Effective Interfacing of Surface Homojunctions on Chemically Identical g-C 3 N 4 for Efficient Visible-Light Photocatalysis without Sacrificial Agents.

Developing efficient homojunctions on g-C 3 N 4 promises metal-free photocatalysis to realize truly sustainable artificial photosynthesis. However, current designs are limited by hindered charge separation due to inevitable grain boundaries and random formation of ineffective homojunctions embedded within the photocatalyst. Here, efficient photocatalysis is driven by introducing effective surface homojunctions on chemically and structurally identical g-C 3 N 4 through leveraging its size-dependent electronic properties. Using a top-down approach, the surface layer of bulk g-C 3 N 4 is partially exfoliated to create sheet-like g-C 3 N 4 nanostructures on the bulk material. This hierarchical design establishes a subtle band energy offset between the macroscopic and nanoscopic g-C 3 N 4 , generating homojunctions while maintaining the chemical and structural integrities of the original g-C 3 N 4 . The optimized g-C 3 N 4 homojunction demonstrates superior photocatalytic degradation of antibiotic pollutants at >96% efficiency in 2 h, even in different real water samples.

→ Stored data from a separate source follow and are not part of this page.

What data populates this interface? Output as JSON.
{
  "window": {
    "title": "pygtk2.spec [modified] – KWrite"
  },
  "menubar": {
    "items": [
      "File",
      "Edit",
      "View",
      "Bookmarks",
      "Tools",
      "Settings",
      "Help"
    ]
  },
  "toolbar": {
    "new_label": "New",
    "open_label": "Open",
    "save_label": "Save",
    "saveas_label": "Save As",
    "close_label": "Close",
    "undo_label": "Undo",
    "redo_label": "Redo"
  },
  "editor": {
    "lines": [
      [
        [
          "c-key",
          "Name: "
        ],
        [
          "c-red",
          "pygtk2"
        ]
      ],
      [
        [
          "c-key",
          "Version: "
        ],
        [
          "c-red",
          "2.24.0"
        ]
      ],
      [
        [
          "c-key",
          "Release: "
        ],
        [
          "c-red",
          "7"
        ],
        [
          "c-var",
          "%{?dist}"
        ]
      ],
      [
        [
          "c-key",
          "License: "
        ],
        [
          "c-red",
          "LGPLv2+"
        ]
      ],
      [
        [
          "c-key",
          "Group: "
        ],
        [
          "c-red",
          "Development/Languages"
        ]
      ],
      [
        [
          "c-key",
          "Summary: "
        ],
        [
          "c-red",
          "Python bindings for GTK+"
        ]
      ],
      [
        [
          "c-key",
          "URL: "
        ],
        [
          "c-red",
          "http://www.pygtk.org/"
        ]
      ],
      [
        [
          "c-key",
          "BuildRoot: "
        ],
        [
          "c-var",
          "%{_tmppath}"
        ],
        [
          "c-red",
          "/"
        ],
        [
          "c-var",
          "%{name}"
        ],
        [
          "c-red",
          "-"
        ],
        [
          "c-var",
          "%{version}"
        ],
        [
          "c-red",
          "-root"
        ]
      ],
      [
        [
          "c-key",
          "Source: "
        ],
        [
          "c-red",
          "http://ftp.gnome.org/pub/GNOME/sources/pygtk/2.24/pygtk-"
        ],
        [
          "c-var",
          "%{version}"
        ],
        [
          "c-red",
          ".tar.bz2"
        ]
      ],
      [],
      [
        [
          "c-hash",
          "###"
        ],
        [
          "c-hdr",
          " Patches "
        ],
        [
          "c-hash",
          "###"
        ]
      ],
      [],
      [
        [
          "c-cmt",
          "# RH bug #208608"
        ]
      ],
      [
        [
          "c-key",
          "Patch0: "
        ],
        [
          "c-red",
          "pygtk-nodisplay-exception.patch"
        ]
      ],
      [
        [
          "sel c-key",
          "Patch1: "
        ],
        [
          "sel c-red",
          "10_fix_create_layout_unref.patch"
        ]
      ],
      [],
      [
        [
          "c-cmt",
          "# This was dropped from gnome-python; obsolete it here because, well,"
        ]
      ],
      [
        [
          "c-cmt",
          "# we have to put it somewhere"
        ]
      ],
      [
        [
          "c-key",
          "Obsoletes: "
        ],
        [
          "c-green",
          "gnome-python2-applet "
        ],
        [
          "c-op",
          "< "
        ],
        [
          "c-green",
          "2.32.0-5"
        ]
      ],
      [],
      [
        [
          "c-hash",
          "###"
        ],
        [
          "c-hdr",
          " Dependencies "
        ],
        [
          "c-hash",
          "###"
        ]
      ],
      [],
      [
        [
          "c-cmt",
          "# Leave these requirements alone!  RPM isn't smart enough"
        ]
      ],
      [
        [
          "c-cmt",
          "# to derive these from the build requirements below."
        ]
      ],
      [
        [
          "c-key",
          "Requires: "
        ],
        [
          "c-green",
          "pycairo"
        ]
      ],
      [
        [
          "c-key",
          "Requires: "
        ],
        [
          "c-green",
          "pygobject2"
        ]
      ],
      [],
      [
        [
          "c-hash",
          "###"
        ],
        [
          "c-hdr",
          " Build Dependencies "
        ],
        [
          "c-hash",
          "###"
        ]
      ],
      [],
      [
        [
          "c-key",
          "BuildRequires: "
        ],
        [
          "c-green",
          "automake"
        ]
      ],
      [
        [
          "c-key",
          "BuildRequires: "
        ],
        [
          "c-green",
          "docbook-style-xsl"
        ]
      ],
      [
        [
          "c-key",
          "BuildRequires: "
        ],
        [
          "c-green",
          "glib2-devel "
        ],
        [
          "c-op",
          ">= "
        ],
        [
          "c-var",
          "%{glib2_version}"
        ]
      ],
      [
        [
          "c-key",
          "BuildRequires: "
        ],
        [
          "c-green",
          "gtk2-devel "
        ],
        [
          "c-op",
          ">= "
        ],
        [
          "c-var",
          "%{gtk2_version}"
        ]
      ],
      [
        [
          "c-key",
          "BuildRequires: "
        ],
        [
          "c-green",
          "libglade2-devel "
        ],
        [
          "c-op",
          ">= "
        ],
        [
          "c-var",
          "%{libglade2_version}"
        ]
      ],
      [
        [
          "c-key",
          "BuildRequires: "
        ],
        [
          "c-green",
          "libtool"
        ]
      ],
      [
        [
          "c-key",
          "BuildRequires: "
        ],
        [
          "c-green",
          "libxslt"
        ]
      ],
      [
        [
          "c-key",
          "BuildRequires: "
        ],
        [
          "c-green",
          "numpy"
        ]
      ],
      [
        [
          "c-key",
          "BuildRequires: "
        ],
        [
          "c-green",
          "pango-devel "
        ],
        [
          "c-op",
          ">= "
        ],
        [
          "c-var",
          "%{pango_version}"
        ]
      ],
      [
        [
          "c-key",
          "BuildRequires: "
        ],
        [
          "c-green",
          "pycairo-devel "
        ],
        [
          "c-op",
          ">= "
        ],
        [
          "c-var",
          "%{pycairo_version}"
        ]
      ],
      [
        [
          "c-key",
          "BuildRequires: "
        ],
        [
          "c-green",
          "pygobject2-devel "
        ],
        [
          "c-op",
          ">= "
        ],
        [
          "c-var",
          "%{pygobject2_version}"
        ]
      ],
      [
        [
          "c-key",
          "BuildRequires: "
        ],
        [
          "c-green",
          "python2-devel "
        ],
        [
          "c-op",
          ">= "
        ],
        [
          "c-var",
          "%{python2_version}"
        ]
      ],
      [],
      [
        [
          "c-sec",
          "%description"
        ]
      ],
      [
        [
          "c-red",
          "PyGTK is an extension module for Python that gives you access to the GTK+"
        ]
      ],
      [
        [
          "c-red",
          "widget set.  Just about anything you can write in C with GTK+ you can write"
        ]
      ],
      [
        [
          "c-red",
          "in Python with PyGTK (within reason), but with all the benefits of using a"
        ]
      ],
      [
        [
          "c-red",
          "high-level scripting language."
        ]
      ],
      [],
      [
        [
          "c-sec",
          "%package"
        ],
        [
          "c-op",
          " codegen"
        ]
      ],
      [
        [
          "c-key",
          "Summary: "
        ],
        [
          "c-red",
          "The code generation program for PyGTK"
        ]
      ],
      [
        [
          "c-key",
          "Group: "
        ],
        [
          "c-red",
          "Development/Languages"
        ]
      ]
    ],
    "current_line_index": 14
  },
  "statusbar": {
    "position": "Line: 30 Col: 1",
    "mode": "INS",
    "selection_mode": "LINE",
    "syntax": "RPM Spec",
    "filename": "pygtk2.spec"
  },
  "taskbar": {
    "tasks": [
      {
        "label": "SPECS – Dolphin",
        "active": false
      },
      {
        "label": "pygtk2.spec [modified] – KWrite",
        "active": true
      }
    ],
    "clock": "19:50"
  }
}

It achieves reaction kinetics (≈0.041 min -1 ) up to fourfold better than standalone materials and their physical mixture. Mechanistic studies highlight the importance of the unique design in boosting photocatalysis by effectively promoting interfacial photocarrier manipulation and utilization directly at the point-of-catalysis, without needing co-catalysts or sacrificial agents. This work presents enormous opportunities for developing advanced and green photocatalytic platforms for sustainable light-driven environmental, energy, and chemical applications.